Marocains expulsés en 1975 : le CIMEA dénonce la "mémoire sélective et le déni" algériens
Le discours officiel algérien sur les questions mémorielles et les droits de l’homme est de plus en plus scruté à l’international. Cette fois, c’est le Collectif international de soutien aux familles d’origine marocaine expulsées d’Algérie en 1975 (CIMEA 75), qui monte au créneau, pointant ce qu’il qualifie de « contradiction flagrante » dans la posture d’Alger.
Dans un communiqué, le Collectif s’étonne de voir les autorités algériennes adopter une loi criminalisant la colonisation française et exigeant des excuses de Paris, tout en continuant de nier leur propre responsabilité dans « l’expulsion massive et arbitraire » de milliers de Marocains en 1975. Pour l’ONG, cette dualité traduit une « mémoire à géométrie variable », où certaines pages de l’histoire sont instrumentalisées tandis que d’autres sont purement occultées.
Déni persistant face à une « violation grave des droits humains »

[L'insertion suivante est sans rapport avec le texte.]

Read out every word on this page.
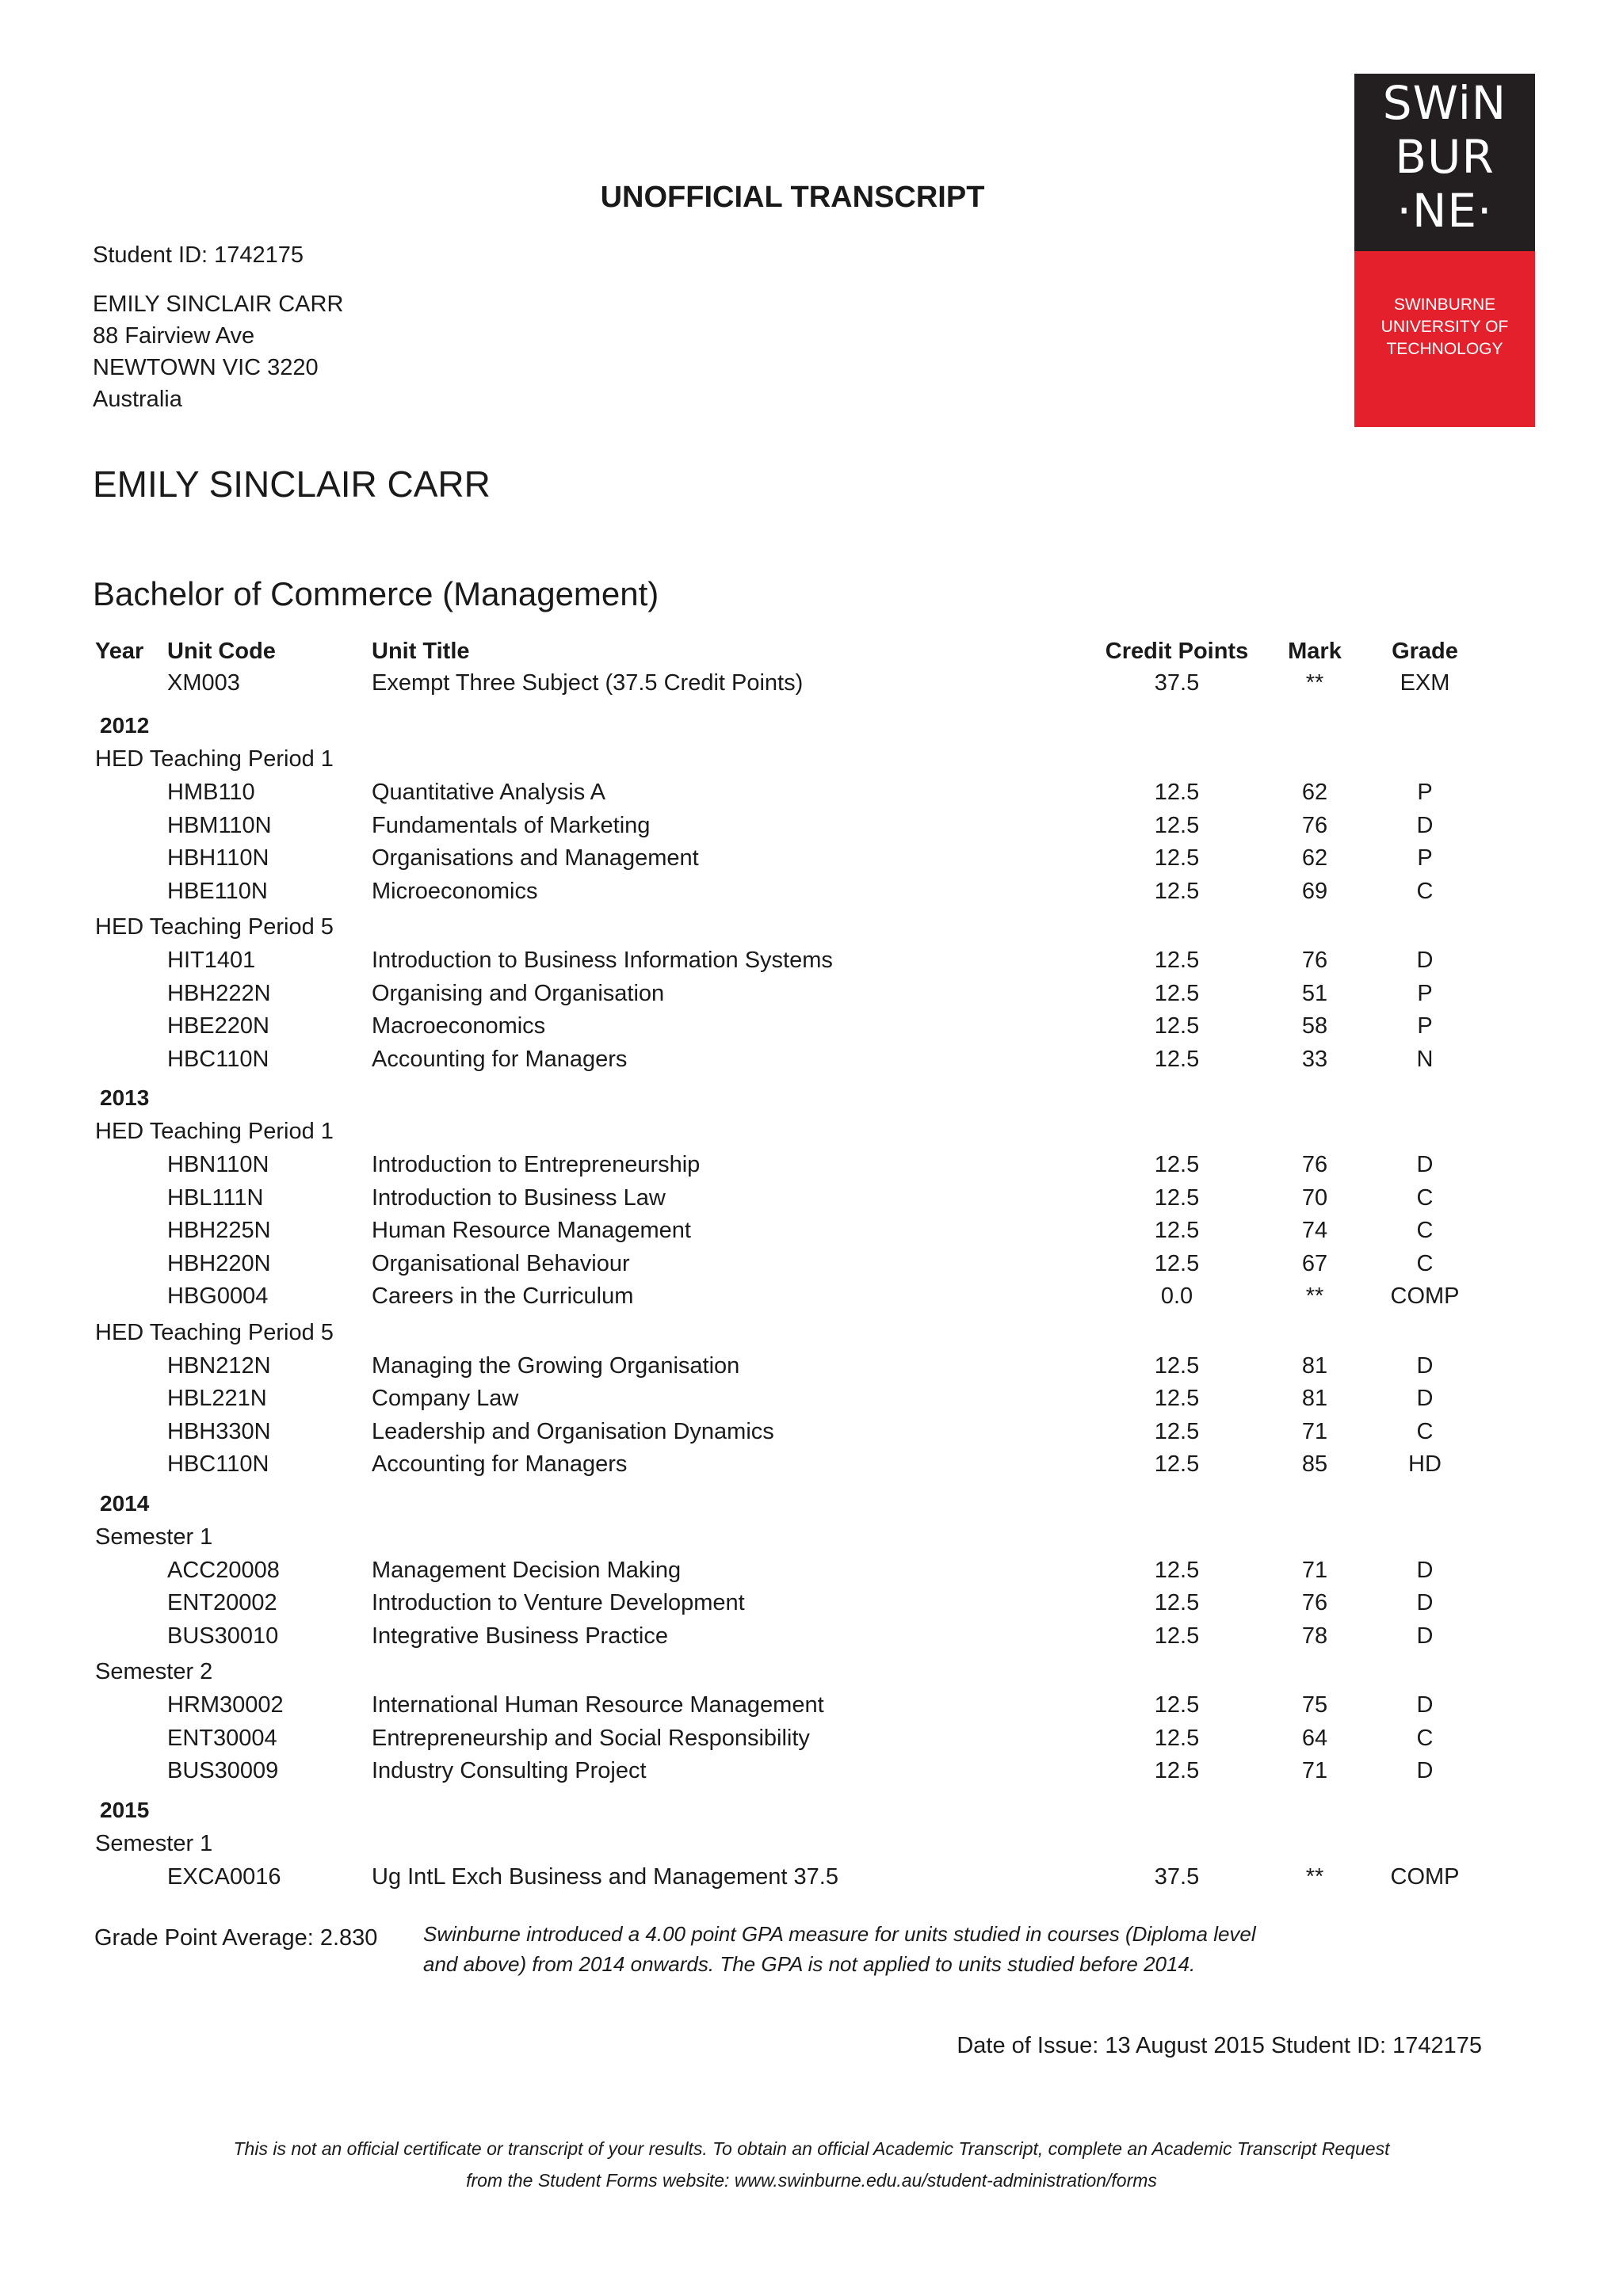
SWiN
BUR
·NE·
SWINBURNE
UNIVERSITY OF
TECHNOLOGY
UNOFFICIAL TRANSCRIPT
Student ID: 1742175
EMILY SINCLAIR CARR
88 Fairview Ave
NEWTOWN VIC 3220
Australia
EMILY SINCLAIR CARR
Bachelor of Commerce (Management)
Year Unit Code	Unit Title	Credit Points	Mark	Grade
XM003	Exempt Three Subject (37.5 Credit Points)	37.5	**	EXM
2012
HED Teaching Period 1
HMB110	Quantitative Analysis A	12.5	62	P
HBM110N	Fundamentals of Marketing	12.5	76	D
HBH110N	Organisations and Management	12.5	62	P
HBE110N	Microeconomics	12.5	69	C
HED Teaching Period 5
HIT1401	Introduction to Business Information Systems	12.5	76	D
HBH222N	Organising and Organisation	12.5	51	P
HBE220N	Macroeconomics	12.5	58	P
HBC110N	Accounting for Managers	12.5	33	N
2013
HED Teaching Period 1
HBN110N	Introduction to Entrepreneurship	12.5	76	D
HBL111N	Introduction to Business Law	12.5	70	C
HBH225N	Human Resource Management	12.5	74	C
HBH220N	Organisational Behaviour	12.5	67	C
HBG0004	Careers in the Curriculum	0.0	**	COMP
HED Teaching Period 5
HBN212N	Managing the Growing Organisation	12.5	81	D
HBL221N	Company Law	12.5	81	D
HBH330N	Leadership and Organisation Dynamics	12.5	71	C
HBC110N	Accounting for Managers	12.5	85	HD
2014
Semester 1
ACC20008	Management Decision Making	12.5	71	D
ENT20002	Introduction to Venture Development	12.5	76	D
BUS30010	Integrative Business Practice	12.5	78	D
Semester 2
HRM30002	International Human Resource Management	12.5	75	D
ENT30004	Entrepreneurship and Social Responsibility	12.5	64	C
BUS30009	Industry Consulting Project	12.5	71	D
2015
Semester 1
EXCA0016	Ug IntL Exch Business and Management 37.5	37.5	**	COMP
Grade Point Average: 2.830 Swinburne introduced a 4.00 point GPA measure for units studied in courses (Diploma level
and above) from 2014 onwards. The GPA is not applied to units studied before 2014.
Date of Issue: 13 August 2015 Student ID: 1742175
This is not an official certificate or transcript of your results. To obtain an official Academic Transcript, complete an Academic Transcript Request
from the Student Forms website: www.swinburne.edu.au/student-administration/forms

Selon le rassemblement, l’État algérien « persiste dans une stratégie d’oubli », visant à effacer les traces d’un épisode qualifié de « violation grave des droits humains ». L’organisation accuse également les autorités de promouvoir des récits qu’elle juge « infondés », notamment l’idée selon laquelle l’expulsion des Marocains aurait été une réponse à un prétendu renvoi de ressortissants algériens depuis le Maroc.
Un argument que l’ONG rejette catégoriquement, affirmant qu’« aucune preuve historique, aucun document officiel ni aucun témoignage de victimes ne vient étayer cette version ». Elle rappelle, en revanche, que les expulsions de 1975 se sont accompagnées, selon ses éléments, d’actes de violence, de séparations familiales et de confiscations de biens.
Une stratégie de plaidoyer tournée vers l’international
Ces positions ont été réaffirmées à l’issue d’une réunion ordinaire du bureau exécutif de l’organisation, tenue le 16 avril 2026, consacrée notamment à l’évaluation de sa stratégie de plaidoyer. L’objectif affiché est clair : porter davantage ce dossier devant les instances internationales, en particulier celles liées aux droits de l’homme.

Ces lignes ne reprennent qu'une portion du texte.